In 2023, Moreno and his wife, Soraya, took things into their own hands and founded the Célula de Búsqueda e Investigación, an independent citizen group specializing in the forensic search for missing persons. To date, Moreno says they have located 80 remains. However, beyond the challenge of searching, families face an agonizing wait for identification. Mexico currently faces a forensic backlog of over 70,000 unidentified bodies, according to human rights organizations. 

Rivas explains that following the 2011 exhumations at Las Abejas, at least 37,000 bone fragments were left unanalyzed. “Authorities said they were too small and badly burned [to test],” she says. However, in 2024, the Renacer collective demanded they be processed, and so far, at least 11 DNA profiles have been obtained. The Nuevo León Attorney General’s Office did not respond to requests for information.

Despite President Sheinbaum’s promise to address disappearances and support victims, families continue to lead the searches themselves, and new collectives keep emerging. León explains that in Sinaloa, the political strategy appears to prioritize protecting the state’s image by minimizing the severity of the situation and remaining opaque with data regarding how the problem has steadily worsened.

Faced with these government responses, Moreno warns of the urgency to evolve and optimize search efforts with greater resources and technology, while also demanding justice and accountability. “We know that the goal of many search groups is specifically to locate missing persons, and they often state they are not looking for culprits. But we are looking for culprits; we want justice for Kevin and for the young men who disappeared at the hands of organized crime,” he added. “We are going to find where they are and bring them back and we will demand justice from the state,” he said. 

While hundreds of family collectives search for their loved ones and demand thorough investigations, the Mexican government insists on downplaying the crisis. Earlier in March, during her morning press conference, President Sheinbaum argued that current cases differ from those of the 1970s Dirty War, when the State directly carried out disappearances. She repeated that today’s cases are the work of organized crime or even stem from “passionate” cases. 

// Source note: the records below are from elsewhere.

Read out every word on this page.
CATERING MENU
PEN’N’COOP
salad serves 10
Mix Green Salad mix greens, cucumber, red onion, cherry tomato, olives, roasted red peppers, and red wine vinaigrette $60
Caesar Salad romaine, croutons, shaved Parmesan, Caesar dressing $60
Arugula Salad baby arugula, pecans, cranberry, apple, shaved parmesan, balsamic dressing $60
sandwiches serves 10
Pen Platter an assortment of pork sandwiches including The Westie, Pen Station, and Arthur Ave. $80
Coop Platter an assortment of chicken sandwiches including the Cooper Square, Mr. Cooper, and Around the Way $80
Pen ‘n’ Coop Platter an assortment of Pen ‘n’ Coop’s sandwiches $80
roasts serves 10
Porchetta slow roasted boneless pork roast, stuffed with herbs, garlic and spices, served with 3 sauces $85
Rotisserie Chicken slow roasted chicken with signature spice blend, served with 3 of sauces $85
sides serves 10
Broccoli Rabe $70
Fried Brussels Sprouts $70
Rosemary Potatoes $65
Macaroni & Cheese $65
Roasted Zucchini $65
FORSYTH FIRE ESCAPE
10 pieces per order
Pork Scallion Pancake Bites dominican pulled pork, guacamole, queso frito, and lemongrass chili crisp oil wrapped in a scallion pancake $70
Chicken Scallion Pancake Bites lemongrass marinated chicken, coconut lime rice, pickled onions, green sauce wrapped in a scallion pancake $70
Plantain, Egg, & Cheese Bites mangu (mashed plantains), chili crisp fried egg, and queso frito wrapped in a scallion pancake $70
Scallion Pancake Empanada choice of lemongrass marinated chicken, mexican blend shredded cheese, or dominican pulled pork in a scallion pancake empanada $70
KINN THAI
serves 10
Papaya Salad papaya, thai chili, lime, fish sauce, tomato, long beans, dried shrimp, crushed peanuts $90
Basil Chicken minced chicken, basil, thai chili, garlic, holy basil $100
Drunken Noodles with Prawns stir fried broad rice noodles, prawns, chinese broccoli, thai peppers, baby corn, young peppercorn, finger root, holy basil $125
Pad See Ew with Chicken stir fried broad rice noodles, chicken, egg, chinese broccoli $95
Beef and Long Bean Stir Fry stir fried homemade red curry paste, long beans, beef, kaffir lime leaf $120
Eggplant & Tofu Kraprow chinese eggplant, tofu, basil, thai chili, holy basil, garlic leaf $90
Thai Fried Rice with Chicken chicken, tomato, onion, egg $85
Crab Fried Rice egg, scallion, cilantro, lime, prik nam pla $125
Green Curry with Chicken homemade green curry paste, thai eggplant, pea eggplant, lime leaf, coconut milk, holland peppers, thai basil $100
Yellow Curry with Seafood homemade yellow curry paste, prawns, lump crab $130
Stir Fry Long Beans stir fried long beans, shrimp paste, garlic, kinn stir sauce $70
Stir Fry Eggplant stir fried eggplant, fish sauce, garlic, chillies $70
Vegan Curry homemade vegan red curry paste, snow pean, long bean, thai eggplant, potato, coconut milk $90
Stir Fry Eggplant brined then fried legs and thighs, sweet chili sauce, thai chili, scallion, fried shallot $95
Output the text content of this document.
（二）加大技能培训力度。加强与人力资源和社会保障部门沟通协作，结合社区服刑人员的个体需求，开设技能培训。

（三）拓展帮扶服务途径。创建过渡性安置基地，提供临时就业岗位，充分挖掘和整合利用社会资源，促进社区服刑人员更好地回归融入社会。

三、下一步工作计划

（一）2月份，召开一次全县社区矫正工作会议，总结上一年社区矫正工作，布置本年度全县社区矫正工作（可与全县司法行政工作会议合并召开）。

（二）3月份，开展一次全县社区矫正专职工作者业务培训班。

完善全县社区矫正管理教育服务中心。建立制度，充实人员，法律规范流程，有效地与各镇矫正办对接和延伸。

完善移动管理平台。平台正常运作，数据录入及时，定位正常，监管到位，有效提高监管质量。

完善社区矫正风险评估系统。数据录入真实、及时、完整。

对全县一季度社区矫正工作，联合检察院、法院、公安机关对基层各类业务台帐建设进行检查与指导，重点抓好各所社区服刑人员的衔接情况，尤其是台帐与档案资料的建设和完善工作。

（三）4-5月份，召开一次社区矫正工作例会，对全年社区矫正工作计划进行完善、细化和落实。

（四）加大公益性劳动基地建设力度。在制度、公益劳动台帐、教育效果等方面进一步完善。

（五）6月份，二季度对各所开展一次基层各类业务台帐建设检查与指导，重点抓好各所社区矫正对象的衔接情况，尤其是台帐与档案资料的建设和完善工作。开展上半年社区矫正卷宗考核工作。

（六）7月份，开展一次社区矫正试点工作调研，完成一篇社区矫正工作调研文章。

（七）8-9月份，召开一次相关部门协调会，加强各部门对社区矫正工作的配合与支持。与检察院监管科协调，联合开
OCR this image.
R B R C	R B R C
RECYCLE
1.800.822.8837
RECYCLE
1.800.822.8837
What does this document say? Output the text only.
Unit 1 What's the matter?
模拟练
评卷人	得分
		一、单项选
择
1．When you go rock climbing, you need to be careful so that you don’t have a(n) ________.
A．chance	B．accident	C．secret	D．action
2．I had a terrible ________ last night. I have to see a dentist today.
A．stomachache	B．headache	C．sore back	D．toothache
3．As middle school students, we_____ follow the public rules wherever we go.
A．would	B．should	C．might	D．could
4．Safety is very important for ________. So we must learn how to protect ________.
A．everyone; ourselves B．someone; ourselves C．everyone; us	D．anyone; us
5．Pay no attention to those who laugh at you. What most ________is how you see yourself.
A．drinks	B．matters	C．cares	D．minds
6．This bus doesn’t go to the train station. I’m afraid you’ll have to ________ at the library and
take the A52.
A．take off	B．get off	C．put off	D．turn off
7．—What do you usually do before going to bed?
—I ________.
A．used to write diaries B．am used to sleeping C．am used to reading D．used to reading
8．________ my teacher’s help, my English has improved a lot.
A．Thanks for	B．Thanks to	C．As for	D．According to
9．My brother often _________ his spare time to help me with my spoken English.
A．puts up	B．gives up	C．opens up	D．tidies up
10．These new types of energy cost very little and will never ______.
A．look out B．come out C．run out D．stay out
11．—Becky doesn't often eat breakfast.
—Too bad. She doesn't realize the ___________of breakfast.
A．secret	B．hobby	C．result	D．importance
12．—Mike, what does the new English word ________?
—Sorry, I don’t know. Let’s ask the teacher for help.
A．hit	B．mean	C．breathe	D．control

Bringing this issue into the international dialogue would require the Mexican government to recognize the ongoing role of state actors and its own acquiescence. For the mothers who continue to search, this denial is often repeated in a protest slogan: “The State does not search because if it searched it would find itself.”

Chantal Flores

Chantal Flores is a Mexican freelance journalist specializing in the impact of enforced disappearances. In 2024, she published her book Huecos: Retazos de la vida ante la desaparición forzada (Dharma Books).